Fapy Lafertin does it some justice here

Comments

  • w_lavenew_lavene Cambridge, EnglandNew
    Posts: 44
    Wow he does more than do it justice it is a great version and a classic example of why Fapy Lafertin is one of my favorite guitarists of all time, he has a brilliant way of speaking the notes and it always makes me hang on every note he playes, great dynamics and fluidity as always.

    Slightly frustratingly though i have been working on a Gypsy version of Besame Macho the last month and have now heard that kinda puts me both a little to shame and also inspires me to keep working even harder to find a great way of playing it.I was playing it a bit more like a bolero version but love the way he playes it with classic straight Gypsy swing style.Work in progress i guess.Lovely song to play though.

    Thanks for the link !
  • mitch251mitch251 marylandNew
    Posts: 70
    Check out Oscar Alemans version I think thats where Fapy got it. But i do agree when Fapy lays it down it stays down
    Best
    Tom
  • The beginning definitely sounds like Aleman's version. I've tried to nail that run that Fapy does effortlessly when the guitar kicks in. It's not as easy as it sounds.
  • redbluesredblues ✭✭
    Posts: 456
    My favourite version of Besame, there is a darkness in that tune and this lead and violin nail it

  • klaatuklaatu Nova ScotiaProdigy Rodrigo Shopis D'Artagnan, 1950s Jacques Castelluccia
    Posts: 1,665
    Wow, that's some beautiful harmony playing!
    Benny

    "It's a great feeling to be dealing with material which is better than yourself, that you know you can never live up to."
    -- Orson Welles
  • lezardlezard IrelandNew
    Posts: 53
    It is my sincere regret that I haven't seen these guys live yet...Roll on Cloughtoberfest!!!
  • bohemewarblerbohemewarbler St. Louis, MO✭✭✭✭ Jordan Wencek No.26, Altamira M01D-12 fret
    Posts: 243
    I teach English as a Second Language at an "international school," and for today's "International Day" I wanted to play something that the students would find catchy and fun to sing. So I performed Besame Mucho in the same manner as this one performed by the Jonny Hepbir Quartet. I had the students join in the singing of course. Before launching into Besame Mucho, I first performed For Saphora to warm them up on this bolero rhythm style. It was great fun.
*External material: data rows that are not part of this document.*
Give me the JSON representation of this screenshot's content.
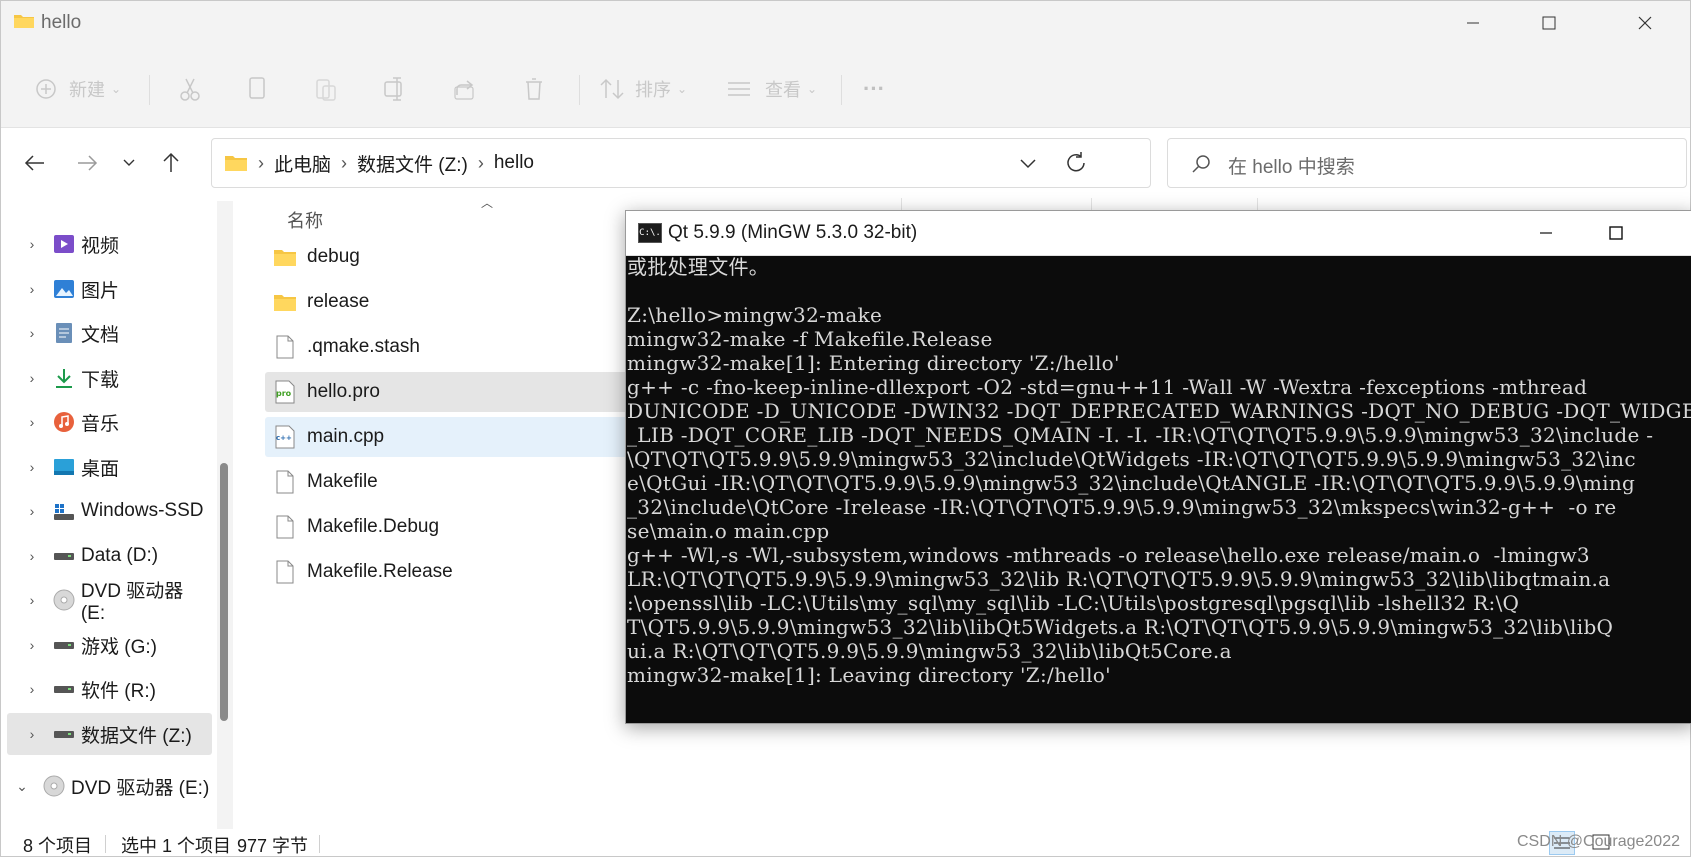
{
  "window": {
    "title": "hello"
  },
  "ribbon": {
    "new_label": "新建",
    "sort_label": "排序",
    "view_label": "查看",
    "more_label": "···"
  },
  "address": {
    "crumbs": [
      "此电脑",
      "数据文件 (Z:)",
      "hello"
    ]
  },
  "search": {
    "placeholder": "在 hello 中搜索"
  },
  "sidebar": {
    "items": [
      {
        "label": "视频",
        "icon": "video-icon"
      },
      {
        "label": "图片",
        "icon": "pictures-icon"
      },
      {
        "label": "文档",
        "icon": "documents-icon"
      },
      {
        "label": "下载",
        "icon": "download-icon"
      },
      {
        "label": "音乐",
        "icon": "music-icon"
      },
      {
        "label": "桌面",
        "icon": "desktop-icon"
      },
      {
        "label": "Windows-SSD",
        "icon": "drive-icon"
      },
      {
        "label": "Data (D:)",
        "icon": "drive-icon"
      },
      {
        "label": "DVD 驱动器 (E:",
        "icon": "dvd-icon"
      },
      {
        "label": "游戏 (G:)",
        "icon": "drive-icon"
      },
      {
        "label": "软件 (R:)",
        "icon": "drive-icon"
      },
      {
        "label": "数据文件 (Z:)",
        "icon": "drive-icon"
      },
      {
        "label": "DVD 驱动器 (E:)",
        "icon": "dvd-icon"
      }
    ]
  },
  "files": {
    "column_name": "名称",
    "rows": [
      {
        "name": "debug",
        "icon": "folder-icon"
      },
      {
        "name": "release",
        "icon": "folder-icon"
      },
      {
        "name": ".qmake.stash",
        "icon": "file-icon"
      },
      {
        "name": "hello.pro",
        "icon": "pro-file-icon"
      },
      {
        "name": "main.cpp",
        "icon": "cpp-file-icon"
      },
      {
        "name": "Makefile",
        "icon": "file-icon"
      },
      {
        "name": "Makefile.Debug",
        "icon": "file-icon"
      },
      {
        "name": "Makefile.Release",
        "icon": "file-icon"
      }
    ]
  },
  "status": {
    "count": "8 个项目",
    "selection": "选中 1 个项目",
    "size": "977 字节"
  },
  "watermark": "CSDN @Courage2022",
  "console": {
    "title": "Qt 5.9.9 (MinGW 5.3.0 32-bit)",
    "icon_text": "C:\\.",
    "lines": [
      "或批处理文件。",
      "",
      "Z:\\hello>mingw32-make",
      "mingw32-make -f Makefile.Release",
      "mingw32-make[1]: Entering directory 'Z:/hello'",
      "g++ -c -fno-keep-inline-dllexport -O2 -std=gnu++11 -Wall -W -Wextra -fexceptions -mthread",
      "DUNICODE -D_UNICODE -DWIN32 -DQT_DEPRECATED_WARNINGS -DQT_NO_DEBUG -DQT_WIDGETS_LIB -DQT_",
      "_LIB -DQT_CORE_LIB -DQT_NEEDS_QMAIN -I. -I. -IR:\\QT\\QT\\QT5.9.9\\5.9.9\\mingw53_32\\include -",
      "\\QT\\QT\\QT5.9.9\\5.9.9\\mingw53_32\\include\\QtWidgets -IR:\\QT\\QT\\QT5.9.9\\5.9.9\\mingw53_32\\inc",
      "e\\QtGui -IR:\\QT\\QT\\QT5.9.9\\5.9.9\\mingw53_32\\include\\QtANGLE -IR:\\QT\\QT\\QT5.9.9\\5.9.9\\ming",
      "_32\\include\\QtCore -Irelease -IR:\\QT\\QT\\QT5.9.9\\5.9.9\\mingw53_32\\mkspecs\\win32-g++  -o re",
      "se\\main.o main.cpp",
      "g++ -Wl,-s -Wl,-subsystem,windows -mthreads -o release\\hello.exe release/main.o  -lmingw3",
      "LR:\\QT\\QT\\QT5.9.9\\5.9.9\\mingw53_32\\lib R:\\QT\\QT\\QT5.9.9\\5.9.9\\mingw53_32\\lib\\libqtmain.a",
      ":\\openssl\\lib -LC:\\Utils\\my_sql\\my_sql\\lib -LC:\\Utils\\postgresql\\pgsql\\lib -lshell32 R:\\Q",
      "T\\QT5.9.9\\5.9.9\\mingw53_32\\lib\\libQt5Widgets.a R:\\QT\\QT\\QT5.9.9\\5.9.9\\mingw53_32\\lib\\libQ",
      "ui.a R:\\QT\\QT\\QT5.9.9\\5.9.9\\mingw53_32\\lib\\libQt5Core.a",
      "mingw32-make[1]: Leaving directory 'Z:/hello'"
    ]
  }
}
    I think the Jonny Hepbir Quartet do a very cool version of the tune. Check it out!
  • Bob HoloBob Holo Moderator
    Posts: 1,252

    Gotta love a song that can be played in different ways without losing its identity - and yet be good in each version for different reasons.

    Music.

    Nothing else like it.

    You get one chance to enjoy this day, but if you're doing it right, that's enough.
  • stublastubla Prodigy Godefroy Maruejouls
    edited May 2014 Posts: 386
    As a jazz song i love Oscar Aleman's version--but the great Cesaria Evora's version is heartbreaking and incomparably beautiful imho--and i so love the chromatic bass lines in her version.